Here's a simple network protocol that provides a reasonably secure and reasonably efficient content-addressable storage system.
The fundamental operations provided by the protocol are PUT and GET. PUT has a single argument, which is an arbitrary blob — although in this case I am limiting blob sizes to those that can be passed in a single internet datagram; GET also has a single argument, which is the cryptographic hash of a single blob.
(If you have several servers providing this service, you can arrange them into a DHT as you see fit; the servers don't have to know about it.)
Both of these are, in some sense, unauthenticated operations: if your data isn't public, you can encrypt it with a secret key before you store it in the public content-addressable store, and so attackers will gain no useful information by retrieving it. However, they are subject to denial-of-service attacks. First, since the server presumably has limited storage, the amount of data that can be successfully PUT to it and GETted back later is finite; second, since the server has limited bandwidth, the amount of data that can be PUT or GETted from it in a second is finite. Finally, GET could potentially be a tool in a source-spoofed DoS amplification attack on someone else: if the GET request is 20 bytes, but the resulting blob is 20000 bytes, you can multiply your bandwidth by 1000 by sending a stream of source-IP-spoofed GET requests to an innocent server, which will faithfully direct a firehose of traffic at your chosen victim.

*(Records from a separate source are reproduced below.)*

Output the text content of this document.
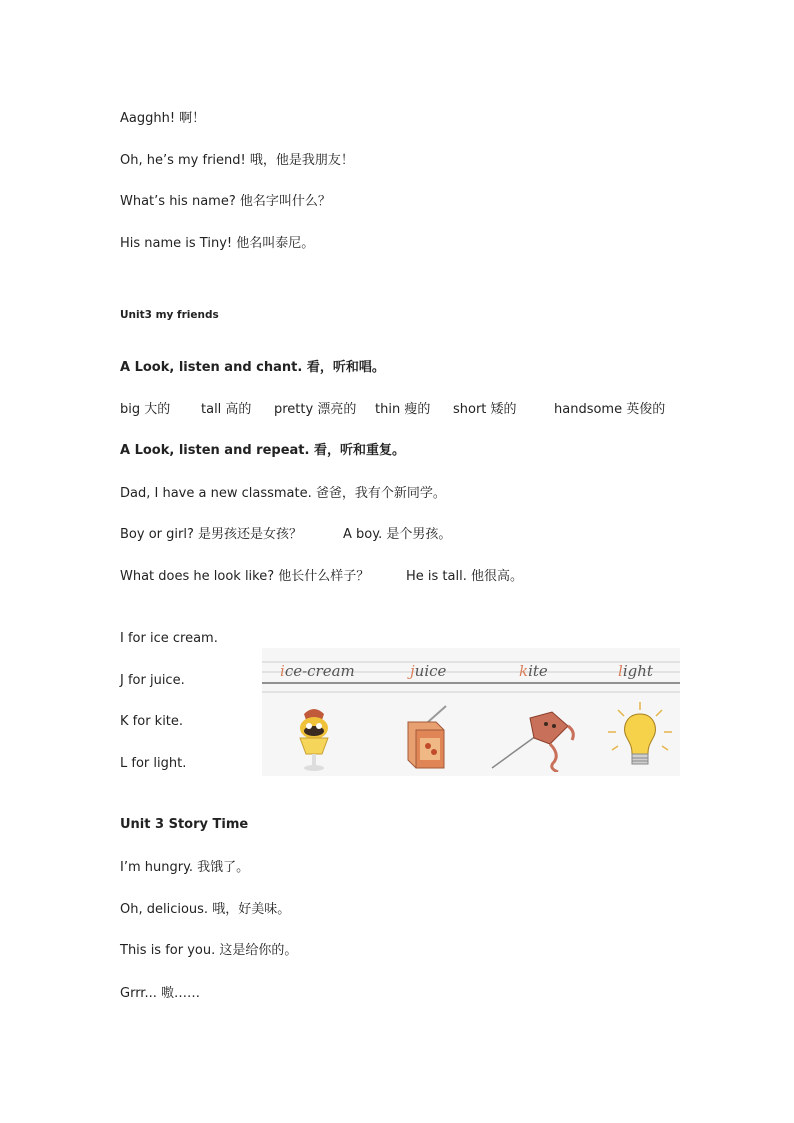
Aagghh! 啊！
Oh, he’s my friend! 哦，他是我朋友！
What’s his name? 他名字叫什么？
His name is Tiny! 他名叫泰尼。
Unit3 my friends
A Look, listen and chant. 看，听和唱。
big 大的 tall 高的 pretty 漂亮的 thin 瘦的 short 矮的	handsome 英俊的
A Look, listen and repeat. 看，听和重复。
Dad, I have a new classmate. 爸爸，我有个新同学。
Boy or girl? 是男孩还是女孩？	A boy. 是个男孩。
What does he look like? 他长什么样子？	He is tall. 他很高。
I for ice cream.
J for juice.
K for kite.
L for light.
ice-cream	juice	kite	light
Unit 3 Story Time
I’m hungry. 我饿了。
Oh, delicious. 哦，好美味。
This is for you. 这是给你的。
Grrr... 嗷……
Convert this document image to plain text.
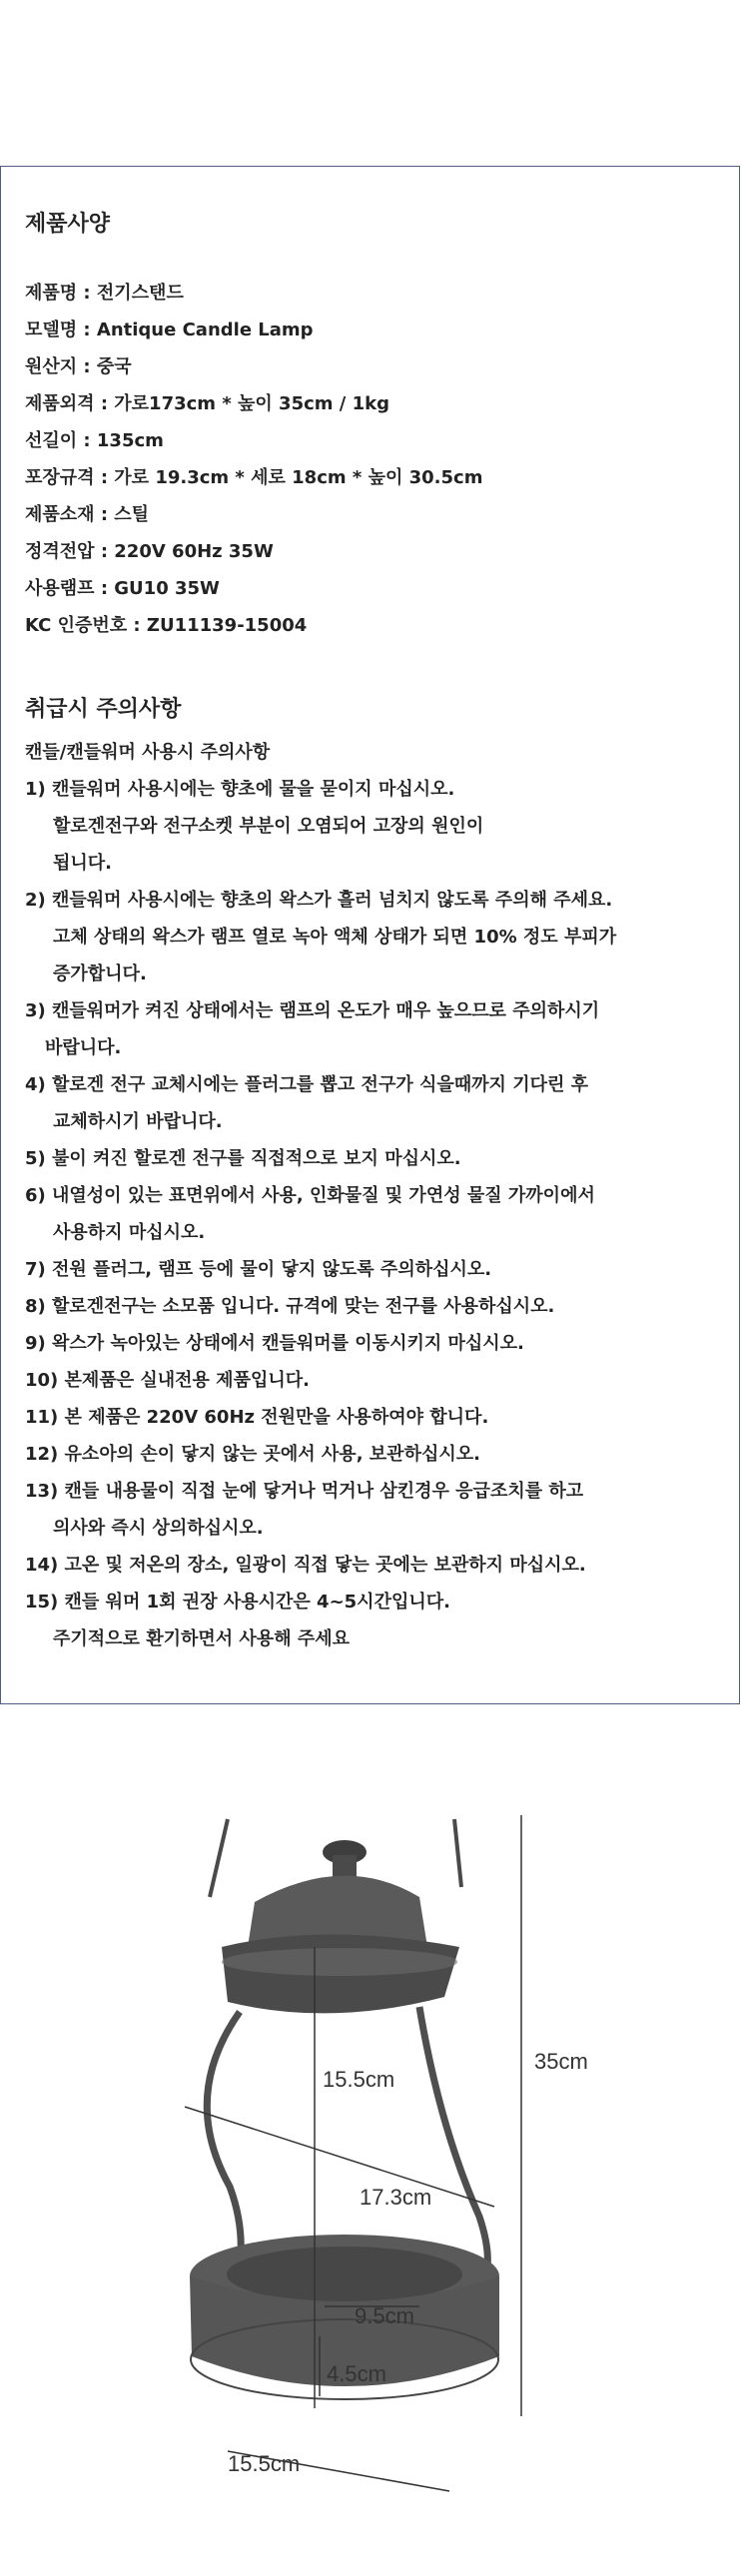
제품사양
제품명 : 전기스탠드
모델명 : Antique Candle Lamp
원산지 : 중국
제품외격 : 가로173cm * 높이 35cm / 1kg
선길이 : 135cm
포장규격 : 가로 19.3cm * 세로 18cm * 높이 30.5cm
제품소재 : 스틸
정격전압 : 220V 60Hz 35W
사용램프 : GU10 35W
KC 인증번호 : ZU11139-15004
취급시 주의사항
캔들/캔들워머 사용시 주의사항
1) 캔들워머 사용시에는 향초에 물을 묻이지 마십시오.
할로겐전구와 전구소켓 부분이 오염되어 고장의 원인이
됩니다.
2) 캔들워머 사용시에는 향초의 왁스가 흘러 넘치지 않도록 주의해 주세요.
고체 상태의 왁스가 램프 열로 녹아 액체 상태가 되면 10% 정도 부피가
증가합니다.
3) 캔들워머가 켜진 상태에서는 램프의 온도가 매우 높으므로 주의하시기
바랍니다.
4) 할로겐 전구 교체시에는 플러그를 뽑고 전구가 식을때까지 기다린 후
교체하시기 바랍니다.
5) 불이 켜진 할로겐 전구를 직접적으로 보지 마십시오.
6) 내열성이 있는 표면위에서 사용, 인화물질 및 가연성 물질 가까이에서
사용하지 마십시오.
7) 전원 플러그, 램프 등에 물이 닿지 않도록 주의하십시오.
8) 할로겐전구는 소모품 입니다. 규격에 맞는 전구를 사용하십시오.
9) 왁스가 녹아있는 상태에서 캔들워머를 이동시키지 마십시오.
10) 본제품은 실내전용 제품입니다.
11) 본 제품은 220V 60Hz 전원만을 사용하여야 합니다.
12) 유소아의 손이 닿지 않는 곳에서 사용, 보관하십시오.
13) 캔들 내용물이 직접 눈에 닿거나 먹거나 삼킨경우 응급조치를 하고
의사와 즉시 상의하십시오.
14) 고온 및 저온의 장소, 일광이 직접 닿는 곳에는 보관하지 마십시오.
15) 캔들 워머 1회 권장 사용시간은 4~5시간입니다.
주기적으로 환기하면서 사용해 주세요
35cm
15.5cm
17.3cm
9.5cm
4.5cm
15.5cm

I think we can add DoS-resistance to the protocol with hashcash (or other forms of making requests expensive — reciprocity IOUs, Bitcoin payments, etc.), and amplification-resistance with mandatory request padding.
So I propose an additional NO answer, and reusing the PUT packet to send answers. A typical PUT dialog looks like this:
client: PUT nonce=b, blob=a
server: NO nonce=c, difficulty=n
client: PUT nonce=d, blob=a (such that HMAC(c, a || d)[0:n] == 0)
server: PUT nonce=d, blob=a
And a typical GET dialog:
client: GET hash=e, nonce=f
server: NO nonce=c, difficulty=n, length=m (m = length(a))
client: GET hash=e, nonce=g, pad=h (such that HMAC(c, e || g)[0:n] == 0, and length(h) >= m)
server: PUT nonce=g, blob=a
The server is free to share the nonce between clients, or not, and change it as often as it likes (potentially requiring slow clients to retry requests).